Tri-Cities felon faces life sentence for killing Everett police officer

A convicted Tri-Cities felon with a decades-long history of crime is facing a life sentence for killing Everett police Officer Dan Rocha.

A Snohomish County jury found Richard Rotter, 51, guilty on Monday of first-degree aggravated murder after about four hours of deliberations. The crime comes with a mandatory life term without the possibility of parole.

He was also found guilty of illegally possessing a gun and possessing meth, fentanyl and heroin with the intent to deliver it, and attempting to elude police.

The verdict came after nearly two weeks of testimony.

Police officials watching hugged after hearing the verdict, the Everett Herald said. Chief Dan Templeman said the decision came with mixed feelings.

“While on the one hand, I am pleased to see that the defendant will be held accountable for his actions to the fullest extent of the law, it still doesn’t bring Dan back, nor does it change the fact that his family lost a loving son, husband, brother and father,” he said in a post on the Everett police Facebook page.

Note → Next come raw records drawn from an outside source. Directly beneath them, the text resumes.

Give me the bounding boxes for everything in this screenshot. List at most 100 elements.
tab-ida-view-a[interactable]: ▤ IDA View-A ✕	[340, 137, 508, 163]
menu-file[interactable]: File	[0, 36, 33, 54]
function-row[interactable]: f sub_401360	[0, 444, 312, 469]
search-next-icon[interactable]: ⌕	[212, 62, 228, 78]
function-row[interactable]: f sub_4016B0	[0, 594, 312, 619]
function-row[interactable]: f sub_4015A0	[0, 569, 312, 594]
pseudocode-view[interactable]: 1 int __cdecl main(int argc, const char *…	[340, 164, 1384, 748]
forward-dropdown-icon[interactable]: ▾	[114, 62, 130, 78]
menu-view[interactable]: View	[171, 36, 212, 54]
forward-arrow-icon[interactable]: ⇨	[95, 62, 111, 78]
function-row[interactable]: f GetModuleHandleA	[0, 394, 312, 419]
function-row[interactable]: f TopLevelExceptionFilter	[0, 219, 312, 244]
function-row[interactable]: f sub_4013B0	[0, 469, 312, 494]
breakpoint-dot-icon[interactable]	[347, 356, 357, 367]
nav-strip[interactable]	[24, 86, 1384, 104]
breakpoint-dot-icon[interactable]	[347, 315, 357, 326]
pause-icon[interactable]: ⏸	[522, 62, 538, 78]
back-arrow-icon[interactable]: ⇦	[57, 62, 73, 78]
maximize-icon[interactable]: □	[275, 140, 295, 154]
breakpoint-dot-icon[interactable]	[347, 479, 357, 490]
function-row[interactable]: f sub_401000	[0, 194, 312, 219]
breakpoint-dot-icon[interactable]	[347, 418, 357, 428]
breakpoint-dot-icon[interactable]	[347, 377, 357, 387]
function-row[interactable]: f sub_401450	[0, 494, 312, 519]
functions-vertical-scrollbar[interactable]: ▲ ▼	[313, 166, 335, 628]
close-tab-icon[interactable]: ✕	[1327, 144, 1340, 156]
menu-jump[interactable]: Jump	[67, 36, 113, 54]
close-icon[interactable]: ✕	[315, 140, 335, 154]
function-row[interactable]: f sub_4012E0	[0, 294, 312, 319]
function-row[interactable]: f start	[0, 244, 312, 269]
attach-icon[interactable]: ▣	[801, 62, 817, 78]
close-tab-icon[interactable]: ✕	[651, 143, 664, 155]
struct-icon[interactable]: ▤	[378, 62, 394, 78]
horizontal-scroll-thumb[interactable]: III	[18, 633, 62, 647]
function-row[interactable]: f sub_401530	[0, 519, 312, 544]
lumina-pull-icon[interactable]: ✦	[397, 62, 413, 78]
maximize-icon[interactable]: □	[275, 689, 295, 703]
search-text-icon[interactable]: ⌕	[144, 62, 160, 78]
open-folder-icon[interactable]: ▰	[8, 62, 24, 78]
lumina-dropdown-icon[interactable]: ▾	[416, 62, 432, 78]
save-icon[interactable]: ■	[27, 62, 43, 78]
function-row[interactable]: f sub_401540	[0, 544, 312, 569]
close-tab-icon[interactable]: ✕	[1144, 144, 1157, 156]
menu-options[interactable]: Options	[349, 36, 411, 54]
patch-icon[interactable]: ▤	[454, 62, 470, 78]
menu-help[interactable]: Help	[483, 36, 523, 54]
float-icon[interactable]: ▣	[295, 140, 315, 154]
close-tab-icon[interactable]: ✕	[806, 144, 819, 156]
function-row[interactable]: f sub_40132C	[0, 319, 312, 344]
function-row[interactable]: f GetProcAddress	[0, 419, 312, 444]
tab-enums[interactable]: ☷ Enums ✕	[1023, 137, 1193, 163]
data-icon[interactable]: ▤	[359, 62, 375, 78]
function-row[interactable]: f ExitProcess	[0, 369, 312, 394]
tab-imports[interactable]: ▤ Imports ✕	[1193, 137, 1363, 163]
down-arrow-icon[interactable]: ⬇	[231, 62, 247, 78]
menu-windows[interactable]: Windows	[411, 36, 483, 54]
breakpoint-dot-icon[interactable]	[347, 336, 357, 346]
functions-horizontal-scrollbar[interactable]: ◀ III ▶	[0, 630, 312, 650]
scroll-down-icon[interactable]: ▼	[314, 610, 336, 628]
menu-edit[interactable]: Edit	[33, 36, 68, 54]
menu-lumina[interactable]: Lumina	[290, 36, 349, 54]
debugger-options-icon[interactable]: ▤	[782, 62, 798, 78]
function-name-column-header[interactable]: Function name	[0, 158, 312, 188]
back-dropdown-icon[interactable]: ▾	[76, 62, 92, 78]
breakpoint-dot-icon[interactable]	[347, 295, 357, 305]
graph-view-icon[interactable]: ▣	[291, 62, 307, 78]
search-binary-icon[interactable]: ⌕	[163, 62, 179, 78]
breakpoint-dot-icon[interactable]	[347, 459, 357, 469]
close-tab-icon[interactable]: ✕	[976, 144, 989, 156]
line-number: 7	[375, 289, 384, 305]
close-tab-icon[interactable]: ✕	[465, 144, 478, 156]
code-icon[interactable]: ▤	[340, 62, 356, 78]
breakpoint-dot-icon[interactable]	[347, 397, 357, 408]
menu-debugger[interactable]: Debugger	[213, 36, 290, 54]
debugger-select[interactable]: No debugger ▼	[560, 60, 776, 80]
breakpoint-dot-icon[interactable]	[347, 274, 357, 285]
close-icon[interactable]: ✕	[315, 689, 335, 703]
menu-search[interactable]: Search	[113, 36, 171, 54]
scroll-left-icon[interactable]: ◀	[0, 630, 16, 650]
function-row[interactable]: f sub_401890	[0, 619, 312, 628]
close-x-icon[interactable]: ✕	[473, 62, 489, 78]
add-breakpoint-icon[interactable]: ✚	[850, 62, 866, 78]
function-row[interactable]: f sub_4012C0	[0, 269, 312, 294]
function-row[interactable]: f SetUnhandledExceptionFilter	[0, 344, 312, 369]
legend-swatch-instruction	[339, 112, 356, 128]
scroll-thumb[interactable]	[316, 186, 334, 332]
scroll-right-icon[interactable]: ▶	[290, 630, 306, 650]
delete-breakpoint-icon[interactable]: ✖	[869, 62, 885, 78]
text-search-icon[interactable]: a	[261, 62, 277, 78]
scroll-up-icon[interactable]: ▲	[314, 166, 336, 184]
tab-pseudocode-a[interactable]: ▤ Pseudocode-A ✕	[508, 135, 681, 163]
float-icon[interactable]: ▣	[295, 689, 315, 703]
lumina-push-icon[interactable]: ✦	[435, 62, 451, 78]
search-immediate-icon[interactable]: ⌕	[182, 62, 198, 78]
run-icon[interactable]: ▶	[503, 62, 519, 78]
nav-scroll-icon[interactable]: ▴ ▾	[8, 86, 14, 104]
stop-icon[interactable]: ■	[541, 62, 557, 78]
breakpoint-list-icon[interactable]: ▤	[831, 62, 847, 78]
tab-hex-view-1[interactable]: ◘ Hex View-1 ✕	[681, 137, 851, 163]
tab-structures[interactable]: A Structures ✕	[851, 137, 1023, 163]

In March 2022, Rocha spotted Rotter moving guns between two cars in the parking lot at a Starbucks in Everett, north of Seattle.

Richard Rotter
Richard Rotter

The two talked calmly until Rocha tried to arrest Rotter for illegally possessing a firearm, the Everett Herald reported at the time. As they struggled, Rotter pulled out a Glock from a shoulder holster.

He shot Rocha five times, including three times in the head.

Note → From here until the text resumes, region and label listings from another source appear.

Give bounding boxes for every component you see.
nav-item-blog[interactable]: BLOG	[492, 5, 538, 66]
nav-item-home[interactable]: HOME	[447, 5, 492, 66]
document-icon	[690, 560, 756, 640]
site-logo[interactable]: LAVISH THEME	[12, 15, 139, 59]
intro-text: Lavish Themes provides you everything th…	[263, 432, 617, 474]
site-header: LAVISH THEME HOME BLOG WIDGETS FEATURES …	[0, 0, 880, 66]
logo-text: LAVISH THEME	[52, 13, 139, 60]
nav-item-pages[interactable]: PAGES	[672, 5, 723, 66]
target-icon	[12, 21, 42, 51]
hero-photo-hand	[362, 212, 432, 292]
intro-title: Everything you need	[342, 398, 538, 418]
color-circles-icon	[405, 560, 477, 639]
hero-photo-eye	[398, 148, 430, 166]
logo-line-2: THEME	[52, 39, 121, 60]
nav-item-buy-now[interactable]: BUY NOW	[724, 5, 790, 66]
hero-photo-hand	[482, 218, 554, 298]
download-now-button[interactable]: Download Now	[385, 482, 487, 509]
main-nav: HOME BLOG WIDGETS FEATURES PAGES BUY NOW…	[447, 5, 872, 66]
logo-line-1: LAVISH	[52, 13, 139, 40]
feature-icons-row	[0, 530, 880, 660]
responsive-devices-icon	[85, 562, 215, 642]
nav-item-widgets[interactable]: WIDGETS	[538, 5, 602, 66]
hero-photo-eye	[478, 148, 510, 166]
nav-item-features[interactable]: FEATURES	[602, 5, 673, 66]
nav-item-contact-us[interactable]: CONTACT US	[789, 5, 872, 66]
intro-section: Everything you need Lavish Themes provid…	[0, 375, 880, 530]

Rotter fled in a blue Mini Cooper, running over the officer’s body on his way out of the parking lot, the Herald reported. Police caught him after he caused a three-car crash.

Rotter’s defense attorney Natalie Taratino tried to convince the jury that a combination of drugs and post-traumatic stress disorder drove Rotter to shoot the officer without thinking, the Everett Herald reported.

Deputy Prosecutor Craig Matheson asked jurors to use “common sense” when determining if the crime was premeditated, according to the Everett Herald.

Tri-Cities history

Rotter had a lengthy criminal history in the Tri-Cities with crimes dating back to when he was a teen in the mid-1980s. Once he became an adult, he had 19 convictions, all but one in Benton and Franklin counties.

Other than a conviction for an assault in 1993, most of Rotter’s crimes have not been violent, according to court documents.

He has seven convictions for drug possession and five for attempting to run from police.

In a 2019 escape, Rotter was wanted after he skipped out on probation for drug possession. A Richland detective spotted him and notified the U.S. Marshals Pacific Northwest Violent Offender Task Force, according to a Tri-City Herald story at the time.

When police surrounded Rotter at a Shell station on Goethals Drive in Richland, he backed into a police car to escape.

About six years earlier, he rammed another police car to escape members of the U.S. Marshals Task Force. This time in Pasco, the Tri-City Herald reported.

A year before that, he was wanted for skipping out on court hearings while facing charges of possession of oxymorphone, heroin, malicious mischief and forgery.